I'm sold, based on equal parts Krugman and TGV bar car.

You will not find a more rail-oriented reader than I am, but before casting your ballots, please note that there are many genuine rail advocates who have misgivings about the California plan.

http://www.danzukowski.com/amtrak/2008/09/california-high.html

Give that a read before casting your vote.

I loves me some car road trips. I don't like taxes. I don't like Big Government.

...but I'm for 1A. History has shown that governments that spend money on transportation infrastructure benefit from it.

Even if this isn't ideal and will certainly have a host of screwups and waste along the way, I think it's a necessary long-term investment for Kalifu-ornia (that's Ah-nuld speak).

That, and bullet trains are dead-sexy.

Tim!

Those are our sentiments, exactly. We love cars, and we know it'll be ugly along the way, but in the long run, HSR is the way to go.

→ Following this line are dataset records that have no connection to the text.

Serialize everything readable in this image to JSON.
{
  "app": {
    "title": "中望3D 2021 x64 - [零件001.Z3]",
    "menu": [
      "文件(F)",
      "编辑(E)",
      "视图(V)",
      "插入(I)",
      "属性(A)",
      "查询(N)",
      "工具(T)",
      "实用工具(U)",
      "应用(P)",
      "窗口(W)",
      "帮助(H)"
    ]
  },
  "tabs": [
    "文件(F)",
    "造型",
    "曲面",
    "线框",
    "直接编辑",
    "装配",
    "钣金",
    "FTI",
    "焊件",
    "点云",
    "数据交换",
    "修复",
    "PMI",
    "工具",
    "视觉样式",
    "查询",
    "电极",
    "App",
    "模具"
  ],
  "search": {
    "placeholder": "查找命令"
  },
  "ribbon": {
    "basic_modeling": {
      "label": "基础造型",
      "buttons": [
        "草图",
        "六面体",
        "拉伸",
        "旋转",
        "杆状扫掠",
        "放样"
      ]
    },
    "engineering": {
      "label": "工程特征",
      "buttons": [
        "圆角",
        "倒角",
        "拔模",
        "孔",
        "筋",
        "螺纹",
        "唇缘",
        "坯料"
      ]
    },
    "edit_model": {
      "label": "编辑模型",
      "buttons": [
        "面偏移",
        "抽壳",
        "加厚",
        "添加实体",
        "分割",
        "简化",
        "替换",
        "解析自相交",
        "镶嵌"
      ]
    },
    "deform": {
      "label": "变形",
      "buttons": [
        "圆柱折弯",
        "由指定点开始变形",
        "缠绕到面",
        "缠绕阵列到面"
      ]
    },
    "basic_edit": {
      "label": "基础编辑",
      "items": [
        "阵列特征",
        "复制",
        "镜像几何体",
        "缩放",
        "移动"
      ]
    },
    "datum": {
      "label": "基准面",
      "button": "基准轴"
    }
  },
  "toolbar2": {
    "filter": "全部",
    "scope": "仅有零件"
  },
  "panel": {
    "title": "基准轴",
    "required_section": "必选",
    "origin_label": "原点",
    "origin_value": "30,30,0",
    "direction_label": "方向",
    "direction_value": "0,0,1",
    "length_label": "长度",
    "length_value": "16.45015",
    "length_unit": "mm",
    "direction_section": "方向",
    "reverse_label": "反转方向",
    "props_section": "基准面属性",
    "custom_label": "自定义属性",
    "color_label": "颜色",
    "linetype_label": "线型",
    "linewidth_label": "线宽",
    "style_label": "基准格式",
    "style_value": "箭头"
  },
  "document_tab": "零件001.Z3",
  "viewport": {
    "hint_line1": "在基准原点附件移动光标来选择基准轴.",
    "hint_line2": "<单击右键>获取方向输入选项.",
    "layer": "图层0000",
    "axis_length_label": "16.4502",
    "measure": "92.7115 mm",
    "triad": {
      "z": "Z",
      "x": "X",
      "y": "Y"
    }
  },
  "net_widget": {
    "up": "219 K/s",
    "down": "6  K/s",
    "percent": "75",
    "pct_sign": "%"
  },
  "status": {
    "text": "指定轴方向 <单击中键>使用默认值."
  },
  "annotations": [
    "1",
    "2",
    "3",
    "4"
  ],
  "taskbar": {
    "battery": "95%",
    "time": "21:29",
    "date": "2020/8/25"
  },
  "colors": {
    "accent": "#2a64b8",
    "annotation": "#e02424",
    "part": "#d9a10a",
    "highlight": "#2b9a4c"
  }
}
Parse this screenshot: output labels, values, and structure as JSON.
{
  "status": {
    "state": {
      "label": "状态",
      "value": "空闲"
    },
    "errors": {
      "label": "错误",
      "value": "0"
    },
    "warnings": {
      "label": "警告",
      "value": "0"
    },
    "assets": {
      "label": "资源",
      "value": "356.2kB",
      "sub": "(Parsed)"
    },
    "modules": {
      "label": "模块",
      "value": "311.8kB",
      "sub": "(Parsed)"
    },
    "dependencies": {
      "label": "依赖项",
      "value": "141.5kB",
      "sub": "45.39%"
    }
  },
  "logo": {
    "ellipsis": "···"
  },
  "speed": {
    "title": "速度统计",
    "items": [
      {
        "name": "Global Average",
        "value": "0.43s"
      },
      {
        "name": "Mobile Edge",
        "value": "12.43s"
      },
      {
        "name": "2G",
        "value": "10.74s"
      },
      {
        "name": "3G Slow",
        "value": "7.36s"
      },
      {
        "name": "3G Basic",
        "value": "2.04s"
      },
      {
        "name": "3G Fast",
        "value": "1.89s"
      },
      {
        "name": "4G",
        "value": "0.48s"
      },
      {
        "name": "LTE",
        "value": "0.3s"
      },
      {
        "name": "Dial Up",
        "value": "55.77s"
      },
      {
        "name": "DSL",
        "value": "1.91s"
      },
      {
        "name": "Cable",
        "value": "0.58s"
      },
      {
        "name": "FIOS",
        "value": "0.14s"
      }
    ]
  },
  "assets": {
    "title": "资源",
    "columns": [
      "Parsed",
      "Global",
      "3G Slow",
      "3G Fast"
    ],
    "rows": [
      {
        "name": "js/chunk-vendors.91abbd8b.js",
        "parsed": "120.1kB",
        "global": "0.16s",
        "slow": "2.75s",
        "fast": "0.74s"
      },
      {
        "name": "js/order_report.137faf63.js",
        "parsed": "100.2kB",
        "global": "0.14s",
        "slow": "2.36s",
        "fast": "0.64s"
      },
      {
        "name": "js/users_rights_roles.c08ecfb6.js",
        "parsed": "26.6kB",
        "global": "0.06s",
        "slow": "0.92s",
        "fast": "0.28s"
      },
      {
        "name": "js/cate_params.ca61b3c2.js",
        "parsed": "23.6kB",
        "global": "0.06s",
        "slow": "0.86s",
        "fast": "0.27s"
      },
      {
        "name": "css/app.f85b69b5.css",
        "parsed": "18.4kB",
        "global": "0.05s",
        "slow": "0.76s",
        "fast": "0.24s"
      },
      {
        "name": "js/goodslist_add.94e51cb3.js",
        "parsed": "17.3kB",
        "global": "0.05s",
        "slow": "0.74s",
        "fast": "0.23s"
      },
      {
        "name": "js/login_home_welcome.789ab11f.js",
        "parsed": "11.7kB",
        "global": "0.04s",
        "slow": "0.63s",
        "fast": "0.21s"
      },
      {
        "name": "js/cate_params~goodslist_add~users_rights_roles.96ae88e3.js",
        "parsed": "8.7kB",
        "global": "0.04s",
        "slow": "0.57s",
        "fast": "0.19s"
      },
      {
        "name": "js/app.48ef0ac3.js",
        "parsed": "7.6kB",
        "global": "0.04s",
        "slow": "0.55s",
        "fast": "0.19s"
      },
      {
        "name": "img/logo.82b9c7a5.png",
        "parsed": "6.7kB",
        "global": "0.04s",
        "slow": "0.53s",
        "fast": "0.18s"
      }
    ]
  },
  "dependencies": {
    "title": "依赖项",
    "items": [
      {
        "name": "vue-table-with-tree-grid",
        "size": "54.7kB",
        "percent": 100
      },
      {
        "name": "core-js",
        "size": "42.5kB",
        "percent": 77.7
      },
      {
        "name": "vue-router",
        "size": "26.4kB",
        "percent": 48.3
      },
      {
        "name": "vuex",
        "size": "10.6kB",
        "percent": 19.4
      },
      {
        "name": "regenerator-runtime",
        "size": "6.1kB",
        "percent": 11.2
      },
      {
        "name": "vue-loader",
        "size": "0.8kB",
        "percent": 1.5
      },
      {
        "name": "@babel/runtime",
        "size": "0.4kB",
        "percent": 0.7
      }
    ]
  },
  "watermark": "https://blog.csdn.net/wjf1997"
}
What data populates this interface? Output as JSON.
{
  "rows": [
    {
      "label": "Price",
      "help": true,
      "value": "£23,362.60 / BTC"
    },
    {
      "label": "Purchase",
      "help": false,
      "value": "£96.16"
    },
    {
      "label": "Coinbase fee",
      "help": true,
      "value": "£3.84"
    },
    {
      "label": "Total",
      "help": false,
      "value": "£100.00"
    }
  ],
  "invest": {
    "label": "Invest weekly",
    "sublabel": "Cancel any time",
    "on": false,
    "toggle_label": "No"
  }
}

Hell yeah. I've gotten some seriously solid work done in the TGV bar car.

Plus don't forget San Jose in 30 minutes. Baby Bullet my ass...

Vote yes and bring California trains into the 20th century!!

The Japanese will see our "high-speed" trains and say "kawaii!"

MagLev Trains By 2025 In Japan, Could Reach 361 MPH!

That would mean San Jose in 18 minutes, LA in an hour and a half. (Damn!) In, hmmm, 2060 (Damn?)

But even 220mph is better than the "baby bullet" -- in 1865, the inaugural run of the San Francisco & San Jose Railroad set a speed record of 67 mph. Caltrain goes 79 mph today. 12 mph in 143 years? That's not sexy.